Watkins paie cette richesse par un résultat assez étouffant (pas un plan qui ne se pose, pas un seul cadre large), comme refusant par principe tout pas de recul, s’enfermant dans une intériorité d’autant plus bouillonnante que, dans les faits, la vie du jeune Munch n’est longtemps que fixité, corps silencieux et visage de cire prostrés dans un coin de la pièce, macérant dans ses pensées, ruminant ses tourments, sans que ceux-ci aient encore trouvé leur exutoire dans des toiles plus personnelles. Peu subtil, le film use et abuse tout du long d’incises sur lesquelles il revient et insiste (les souvenirs de malades crachant du sang, les moments du premier amour), les accolant sans fin et presque hasardeusement à n’importe quel moment de la vie de son héros, comme pour en tirer jusqu’à la dernière goutte de jus, avec un acharnement qui ne bénéficie ni au film, ni au personnage (qui par ce ressassement obsessionnel amoureux paraît éminemment toxique).
Le film se fait plus simple à pratiquer dans sa deuxième partie, quand le corps de Munch se met enfin en mouvement (voyage à travers l’Europe, projection des passions internes sur la toile), dessinant un parcours plus lisible qui permet au geste de Watkins de respirer un peu, quitte à ce que le film y perde en richesse évocatrice, et en possibilités de recoupements sans fin. Tout cela n’empêche pas le concept d’être génial (ce “documentaire” pris sur le vif, avec ces hésitations et regards caméra anachroniques, immergeant dans l’époque et ce monde glaçant mieux que tout autre dispositif, tout en analysant brillamment l’œuvre du peintre par de multiples chemins). Mais la note que le film veut circonscrire finit par se faire ânonnée et radotante – et malgré l’inventivité du montage, il est permis de penser qu’on n’aurait pas perdu grand-chose avec une heure de moins.

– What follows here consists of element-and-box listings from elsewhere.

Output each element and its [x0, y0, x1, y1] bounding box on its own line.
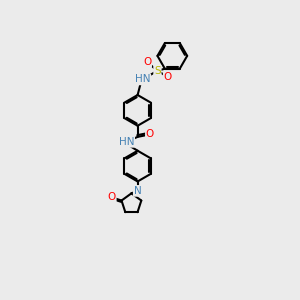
Text: S: S: [154, 66, 161, 76]
Text: HN: HN: [135, 74, 150, 84]
Text: O: O: [107, 192, 116, 202]
Text: O: O: [143, 57, 151, 67]
Text: O: O: [164, 72, 172, 82]
Text: N: N: [134, 186, 142, 196]
Text: HN: HN: [119, 137, 134, 147]
Text: O: O: [146, 129, 154, 140]
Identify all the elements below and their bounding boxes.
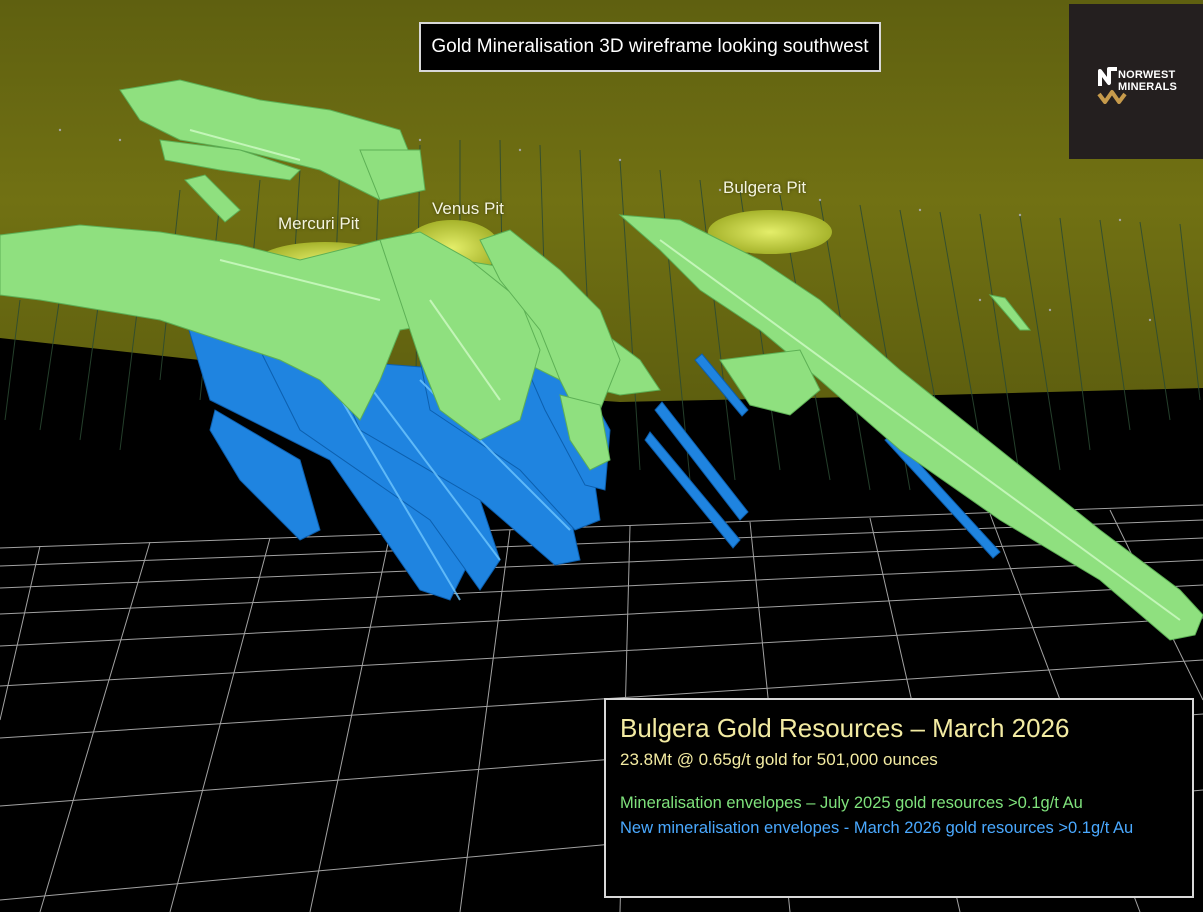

Edvard Munch, la danse de la vie en VF.
Notes
Vu au cinéma au cours d’une reprise, je l’avais trouvé en effet “génial” et j’avais trop peu vu de films à l’époque pour voir la lourdeur, ou bien, disons que la lourdeur ne me déplaît pas toujours. Peut-être aurai-je une surprise à le revoir vingt ans plus tard. Et puis le film avait quelque chose à dire sur la création, non, quelque chose d’à la fois concret et matériel et autre chose de plus inaccessible ? C’est, d’après mon souvenir (dont on se méfiera donc), un des meilleurs portraits de peintre au cinéma.
Non non, tu peux sans doute te fier à ton souvenir, car pour l’instant autour de moi je n’ai rencontré que des personnes qui avaient absolument adoré le film (bon, et aussi aucune qui voulait le revoir, donc je soupçonne que la séance ait pu être un peu éprouvante malgré tout, malgré le fort souvenir qu’elle laisse !).